On that note, I don't like the thought of even doing something like HedgeFunds because your loosing what the retirement accounts do best - compound.



Now granted, you could compound on real estate if you did enough deals, but pretty soon deals will become larger, and harder to get your money out of the investment.



Stocks, Mutual Funds on the other hand are very liquid, and the compounding of that money is a good thought to have. Some people like the thought of having their retirement money in Real Estate.



I don't mind either but when it comes to liquidity, and compounding, why not just invest in a Real Estate Index ETF instead and not have to worry about being the owner.



Two ETF's that I know of are: ICF, and IYR. At the current time, these Indexes are down, so I would give thought to investing at the current time of this writing.



But back to my original point - when doing something like a Hedgeloan, you are giving up something that is very liquid for something that is not. From the bankers point of view, they love this, they don't have to go through the process of Foreclosure in order to redeem their collateral, they just take your stock/mutual funds and sell them.



Simply because of this liquidity and bankers advantage over you, I would make sure that IF you do them, that the rates and closing costs are very worth your while.



Agree Or Disagree?? Feel free to post your comment on this article below.

Comments(5)

  • ypochris31st March, 2007

    Joel,



    You talk about the compounding of stock or mutual funds like it is something that is certain to occur. But in my eyes it is akin to gambling. If you have information that makes it a "sure bet" that is called insider trading and is illegal.



    Similarly counting on appreciation in real easte is a gamble. Although over the very long term, both stocks in general and real estae in general have appreciated, over the short term or in specific cases it is always a gamble.



    Investing in income properties in a market you know, with a fixed rate mortgage, on the other hand, is a matter of doing the numbers. You know the monthly mortgage payment, what percentage of the value the taxes will be (they only increase if the property appreciates, generally), what your insurance premium will be. You can know through experience and knowledge of the particular property what the cost of mantainance and repairs will average. You can even calculate the chance of severe damage by a bad tenant, or insure against it. You take all these expenses and balance them against your knowledge of what rent you can get, minus the vacancy you can expect. This gives you an annual income you can COUNT on, not a hope that stock prices will improve or the property will appreciate.



    Of course you can hope for appreciation too, or rent increases. But this is a bonus- you are not gambling your future on it. And you can COUNT on depreciation of the dollar, so the value of what you owe becomes less. And you can COUNT on the tax benefits you will enjoy.

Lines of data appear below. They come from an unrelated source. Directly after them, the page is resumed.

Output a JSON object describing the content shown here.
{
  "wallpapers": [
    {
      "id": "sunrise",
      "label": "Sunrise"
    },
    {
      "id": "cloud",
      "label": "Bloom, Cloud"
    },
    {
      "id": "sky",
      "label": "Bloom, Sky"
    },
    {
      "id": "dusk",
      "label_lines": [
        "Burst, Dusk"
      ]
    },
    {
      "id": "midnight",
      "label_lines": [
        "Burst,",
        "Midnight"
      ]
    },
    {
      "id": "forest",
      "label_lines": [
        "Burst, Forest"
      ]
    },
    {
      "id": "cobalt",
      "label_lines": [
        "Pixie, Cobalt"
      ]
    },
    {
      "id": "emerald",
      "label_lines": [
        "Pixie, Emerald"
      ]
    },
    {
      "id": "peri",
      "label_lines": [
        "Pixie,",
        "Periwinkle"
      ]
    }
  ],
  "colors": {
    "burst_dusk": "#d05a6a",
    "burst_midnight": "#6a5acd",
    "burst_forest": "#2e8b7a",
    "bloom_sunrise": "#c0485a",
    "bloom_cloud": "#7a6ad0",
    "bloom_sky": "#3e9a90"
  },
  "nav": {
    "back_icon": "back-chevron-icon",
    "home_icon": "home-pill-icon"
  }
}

Although there is in fact some uncertainty regarding vacancies or repairs, in a market you know, choosing tenants yourself, you develop a very good idea of the actual numbers, and having multiple properties averages out these expenses towards a norm.



    I'm not addressing liquidity, because real estate is about as illiquid as it gets, but stocks and mutual funds are a GAMBLE while income property is a CALCULATION. There is a world of difference between the two to me.



    Chris Rathbun

    (ypochris)

    • joel1st April, 2007 Reply

      Here is a fact, if you don't have your investments (long term) into something that appreciates more than 3-5%, you risk being overcome by inflation.



      Real Estate Bubbles do pop, and stocks do go down.



      That is certain to occur, not an if.



      But, take a look at these two ETF's and see what you think. Both of these are proven track records that go back 50+ years.

      S&P on average increased 13% over past 50 years.



      Instead of having money in stocks/mutual funds that try to out perform the market, you can invest in what everybody is trying to beat - the market.



      This is the S&P 500

      http://finance.google.com/finance?q=SPY



      This is the Europe 350 (beats our market hands down)

      http://finance.google.com/finance?q=IEV

  • JohnMerchant19th June, 2007

    I've done a number of real estate investments inside IRAs for myself and clients and investors.



    One of the strongest points in favor of acquiring RE using a SDIRA is that with RE, the investor probably can learn and know the local market and its appreciation possibilities much better than he/she might know and understand any other IRA investment.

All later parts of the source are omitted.